Nel Corriere della Sera di oggi Severgnini risponde ad una lettera di un lettore, che gli chiede una sua opinione sull’ascesa di credibilità dei blog rispetto all’informazione tradizionale.
Severgnini dice quello che quasi tutti i giornalisti dicono e lo riassume bene con il titolo del suo intervento:

Benvenuti i blog nella rete ma la vera informazione è sempre stampata su carta.

Severgnini in pratica non individua nei blog una fonte di informazione autorevole.

Nessuno discute la maggiore preparazione di molti giornalisti rispetto a molti blogger, ma la questione è un’altra.
Lo dice bene oggi Mauro Lupi.
I blog sono soltanto un mezzo. Ciò che conta è il contenuto.
Ed il contenuto non può essere valutato collettivamente.

Ciò che voglio dire è che ci sono tanti blog inutili, scialbi, cialtroni e privi di interesse.
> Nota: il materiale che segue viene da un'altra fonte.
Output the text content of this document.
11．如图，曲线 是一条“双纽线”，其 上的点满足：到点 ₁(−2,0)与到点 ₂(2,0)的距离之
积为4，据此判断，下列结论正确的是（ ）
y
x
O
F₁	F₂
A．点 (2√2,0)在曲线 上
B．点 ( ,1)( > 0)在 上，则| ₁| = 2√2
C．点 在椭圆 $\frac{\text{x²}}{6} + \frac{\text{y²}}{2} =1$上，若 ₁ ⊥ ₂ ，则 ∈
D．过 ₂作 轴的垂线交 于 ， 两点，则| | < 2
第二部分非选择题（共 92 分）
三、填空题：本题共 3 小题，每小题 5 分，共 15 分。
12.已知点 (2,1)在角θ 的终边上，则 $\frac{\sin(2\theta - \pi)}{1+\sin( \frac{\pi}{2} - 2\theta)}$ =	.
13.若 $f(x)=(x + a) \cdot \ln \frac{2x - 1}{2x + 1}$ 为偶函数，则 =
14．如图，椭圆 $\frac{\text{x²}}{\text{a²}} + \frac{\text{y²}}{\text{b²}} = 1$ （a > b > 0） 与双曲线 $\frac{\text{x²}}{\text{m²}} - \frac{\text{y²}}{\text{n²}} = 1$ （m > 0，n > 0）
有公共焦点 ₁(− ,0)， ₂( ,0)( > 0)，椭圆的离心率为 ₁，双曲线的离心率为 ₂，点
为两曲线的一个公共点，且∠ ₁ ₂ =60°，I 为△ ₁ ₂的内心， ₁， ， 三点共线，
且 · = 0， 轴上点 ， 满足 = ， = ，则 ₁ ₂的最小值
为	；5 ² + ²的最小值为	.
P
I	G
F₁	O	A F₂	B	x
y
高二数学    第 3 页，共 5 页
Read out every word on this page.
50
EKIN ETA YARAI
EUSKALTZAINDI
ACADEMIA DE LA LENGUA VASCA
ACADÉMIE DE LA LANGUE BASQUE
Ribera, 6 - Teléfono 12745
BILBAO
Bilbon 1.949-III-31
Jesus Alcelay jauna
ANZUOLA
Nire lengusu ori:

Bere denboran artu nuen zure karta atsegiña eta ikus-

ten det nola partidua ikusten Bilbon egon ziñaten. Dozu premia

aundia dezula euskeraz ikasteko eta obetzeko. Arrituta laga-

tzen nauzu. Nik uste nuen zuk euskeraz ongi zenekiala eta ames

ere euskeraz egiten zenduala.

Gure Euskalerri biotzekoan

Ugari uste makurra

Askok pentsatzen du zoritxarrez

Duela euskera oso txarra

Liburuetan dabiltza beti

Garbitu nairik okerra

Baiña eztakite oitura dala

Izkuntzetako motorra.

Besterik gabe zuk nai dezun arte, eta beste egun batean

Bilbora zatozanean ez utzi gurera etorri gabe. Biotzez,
Ma ci sono anche tanti blog che forniscono informazioni snobbate dalle grandi testate e che amplificano notizie non riscontrabili facilmente nei normali canali di news.
Basti pensare a tutti i blog tecnici, aziendali, artistici, fotografici, etc…

Il blogging è uno strumento potente e va usato con correttezza.
Rappresenta un’innovazione straordinaria nel diffondere informazioni.
Fare di tutti i blog un fascio è un errore madornale.
Se Severgnini e le altre firme illustri dei nostri quotidiani riuscissero a fare uno sforzo ed aprissero un loro blog, credo che cambierebbero idea.
Capirebbero quanto può essere gratificante e “libero” poter scrivere qualcosa senza dover passare dal setaccio dei consueti filtri.